The $\text{New Present total}$ for zone $\text{C}$ will be,

  $\begin{array}{c}\text{New Present Total}=T_{\text{C-A}}+T_{\text{C-B}}+T_{\text{C-D}}\\ =128.57+515.93+240\\ =884.5\end{array}$

The $\text{New growth factor}$ for zone $\text{C}$ is calculated as,

Substitute $800$ for $\text{Present total}$ and $884.5$ for $\text{New Present total}$ in equation (III).
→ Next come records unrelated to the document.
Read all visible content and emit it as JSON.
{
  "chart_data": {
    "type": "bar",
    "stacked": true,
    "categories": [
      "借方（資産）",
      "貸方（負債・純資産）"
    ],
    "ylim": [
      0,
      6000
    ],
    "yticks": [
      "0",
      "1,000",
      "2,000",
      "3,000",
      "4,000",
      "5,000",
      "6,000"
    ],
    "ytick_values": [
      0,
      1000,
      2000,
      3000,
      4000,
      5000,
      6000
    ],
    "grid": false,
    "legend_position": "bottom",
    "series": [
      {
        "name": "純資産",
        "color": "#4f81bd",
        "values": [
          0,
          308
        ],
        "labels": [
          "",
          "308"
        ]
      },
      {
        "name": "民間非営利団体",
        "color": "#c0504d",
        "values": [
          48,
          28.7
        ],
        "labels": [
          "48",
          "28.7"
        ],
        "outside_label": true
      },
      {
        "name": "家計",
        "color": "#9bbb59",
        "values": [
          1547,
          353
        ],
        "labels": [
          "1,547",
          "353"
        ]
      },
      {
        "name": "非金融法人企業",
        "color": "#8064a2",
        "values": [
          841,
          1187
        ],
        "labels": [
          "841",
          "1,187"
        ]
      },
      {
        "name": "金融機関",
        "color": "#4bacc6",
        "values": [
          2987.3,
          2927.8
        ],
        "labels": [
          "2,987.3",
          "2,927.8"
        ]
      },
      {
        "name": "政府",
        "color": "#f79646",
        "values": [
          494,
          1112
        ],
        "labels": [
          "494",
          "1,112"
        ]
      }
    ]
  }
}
  $\begin{array}{c}\text{New Growth Factor}=\frac{\text{800}}{884.5}\\ =0.905\end{array}$

The $\text{New Present total}$ for zone $\text{D}$ will be,

  $\begin{array}{c}\text{New Present Total}=T_{\text{D-A}}+T_{\text{D-B}}+T_{\text{D-C}}\\ =45.72+193.59+240\\ =479.31\end{array}$

The $\text{New growth factor}$ for zone $\text{D}$ is calculated as,

Substitute $300$ for $\text{Present total}$ and $479.31$ for $\text{New Present total}$ in equation (III).

  $\begin{array}{c}\text{New Growth Factor}=\frac{\text{300}}{479.31}\\ =0.626\end{array}$

The remaining movement between zones, new present total and new growth factor for zone $\text{A,}\text{B,}\text{C}$ and $\text{D}$ are tabulated below:

Zones	New Present total	New Growth factor
$\text{A-B}$	$284.63$	$1.054$
$\text{A-C}$
$\text{A-D}$
$\text{B-A}$	$819.86$	$1.220$
$\text{B-C}$
$\text{B-D}$
$\text{C-A}$	$884.5$	$0.905$
$\text{C-B}$
$\text{C-D}$
$\text{D-A}$	$479.31$	$0.626$
$\text{D-B}$
$\text{D-C}$

Table (6)

Conclusion:

The trip distribution has been done using the average growth factor method.